Calculating the poles of $\frac{\zeta^{\prime}{(s) x^{s}}}{\zeta(s)\cdot s}$, where x is a fixed real number.
I am trying to calculate the poles of this function at the trivial zeros of $\zeta$, namely the even negative integers.
To do so I image one looks at
$\lim_{s \to \ -2k} \frac{(s+2k)\zeta^{\prime}{(s) x^{s}}}{\zeta(s)\cdot s}$
but I have trouble when evaluating the $\zeta^{\prime}$ at $-2k$.
Is my strategy bad or am I able to calculate $\zeta^{\prime}(-2k)$ for every k? I suspect the value to be 1.
This is almost exactly the same question, but no satisfying answer has been given.
For a fixed $x\in \mathbb{R}\setminus \{0\}$, $s\mapsto x^s$ is an entire function (you can choose different branches of that function by choosing different logarithms of $x$, but they all are entire), so that factor contributes no poles. In simple poles of the function, it modifies the residue just by multiplication with the value of $x^s$ in the pole.
The factor $\frac{1}{s}$ contributes a simple pole in $0$ (since $\zeta(0)\neq 0$), and the residue
$$\operatorname{Res}\left(\frac{\zeta'(s)\cdot x^s}{\zeta(s)\cdot s}; 0\right) = \frac{\zeta'(0)}{\zeta(0)} = \frac{-\frac12\log (2\pi)}{-\frac12} = \log (2\pi)$$
is easy to find.
So the poles arising from $\frac{\zeta'(s)}{\zeta(s)}$ remain. Generally, if $f$ is holomorphic in a punctured neighbourhood of $z_0$ and has a pole or zero in $z_0$, we have a representation $f(z) = (z-z_0)^k\cdot h(z)$ in that punctured neighbourhood, where $h$ is holomorphic with $h(z_0) \neq 0$. Then the logarithmic derivative of $f$ in that punctured neighbourhood is
$$\frac{f'(z)}{f(z)} = \frac{k(z-z_0)^{k-1}\cdot h(z) + (z-z_0)^k\cdot h'(z)}{(z-z_0)^k\cdot h(z)} = \frac{k}{z-z_0} + \frac{h'(z)}{h(z)}.$$
Since $\frac{h'}{h}$ is holomorphic in a neighbourhood of $z_0$, we see that $\frac{f'}{f}$ has a simple pole in $z_0$ with residue $k$ [so the residue is the multiplicity of the zero if $f(z_0) = 0$, and the negative of the order of the pole if $f$ has a pole in $z_0$].

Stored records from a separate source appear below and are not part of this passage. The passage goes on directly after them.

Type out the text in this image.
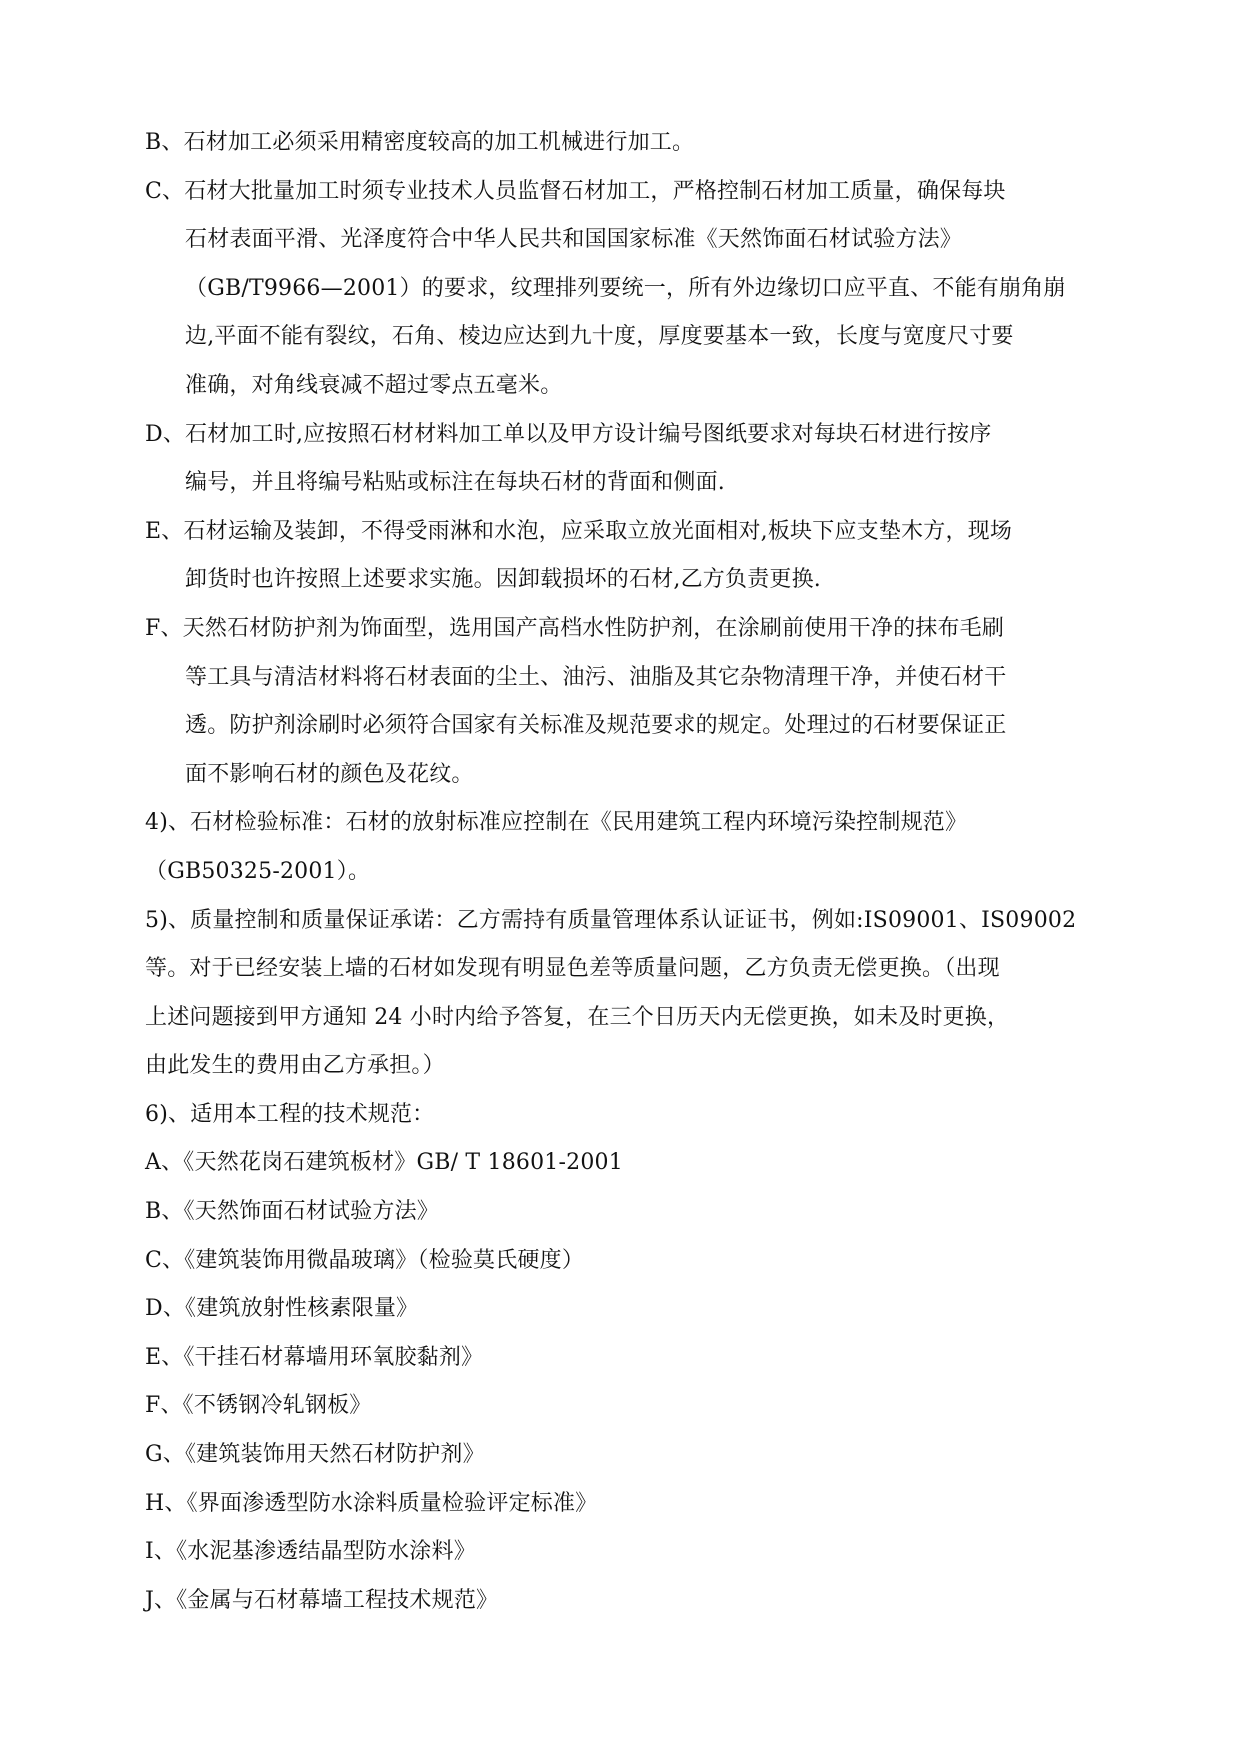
B、石材加工必须采用精密度较高的加工机械进行加工。
C、石材大批量加工时须专业技术人员监督石材加工，严格控制石材加工质量，确保每块
石材表面平滑、光泽度符合中华人民共和国国家标准《天然饰面石材试验方法》
（GB/T9966—2001）的要求，纹理排列要统一，所有外边缘切口应平直、不能有崩角崩
边,平面不能有裂纹，石角、棱边应达到九十度，厚度要基本一致，长度与宽度尺寸要
准确，对角线衰减不超过零点五毫米。
D、石材加工时,应按照石材材料加工单以及甲方设计编号图纸要求对每块石材进行按序
编号，并且将编号粘贴或标注在每块石材的背面和侧面.
E、石材运输及装卸，不得受雨淋和水泡，应采取立放光面相对,板块下应支垫木方，现场
卸货时也许按照上述要求实施。因卸载损坏的石材,乙方负责更换.
F、天然石材防护剂为饰面型，选用国产高档水性防护剂，在涂刷前使用干净的抹布毛刷
等工具与清洁材料将石材表面的尘土、油污、油脂及其它杂物清理干净，并使石材干
透。防护剂涂刷时必须符合国家有关标准及规范要求的规定。处理过的石材要保证正
面不影响石材的颜色及花纹。
4)、石材检验标准：石材的放射标准应控制在《民用建筑工程内环境污染控制规范》
（GB50325-2001）。
5)、质量控制和质量保证承诺：乙方需持有质量管理体系认证证书，例如:IS09001、IS09002
等。对于已经安装上墙的石材如发现有明显色差等质量问题，乙方负责无偿更换。（出现
上述问题接到甲方通知 24 小时内给予答复，在三个日历天内无偿更换，如未及时更换，
由此发生的费用由乙方承担。）
6)、适用本工程的技术规范：
A、《天然花岗石建筑板材》GB/ T 18601-2001
B、《天然饰面石材试验方法》
C、《建筑装饰用微晶玻璃》（检验莫氏硬度）
D、《建筑放射性核素限量》
E、《干挂石材幕墙用环氧胶黏剂》
F、《不锈钢冷轧钢板》
G、《建筑装饰用天然石材防护剂》
H、《界面渗透型防水涂料质量检验评定标准》
I、《水泥基渗透结晶型防水涂料》
J、《金属与石材幕墙工程技术规范》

Since the trivial zeros of $\zeta$ are all simple (which is easy to see from the functional equation), it follows that
$$\frac{\zeta'(s)}{\zeta(s)}$$
has simple poles with residue $1$ there, so
$$\operatorname{Res}\left(\frac{\zeta'(s)\cdot x^s}{\zeta(s)\cdot s}; -2n\right) = \frac{x^{-2n}}{-2n} = - \frac{1}{2n x^{2n}}$$
for $n$ a positive integer. Generally, if $\rho$ is a zero of $\zeta$ with multiplicity $\mu(\rho)$, we have
$$\operatorname{Res}\left(\frac{\zeta'(s)\cdot x^s}{\zeta(s)\cdot s};\rho\right) = \mu(\rho)\frac{x^\rho}{\rho}.$$
The pole of $\zeta$ at $1$ adds a simple pole of $\frac{\zeta'(s)\cdot x^s}{\zeta(s)\cdot s}$ with residue $-x$.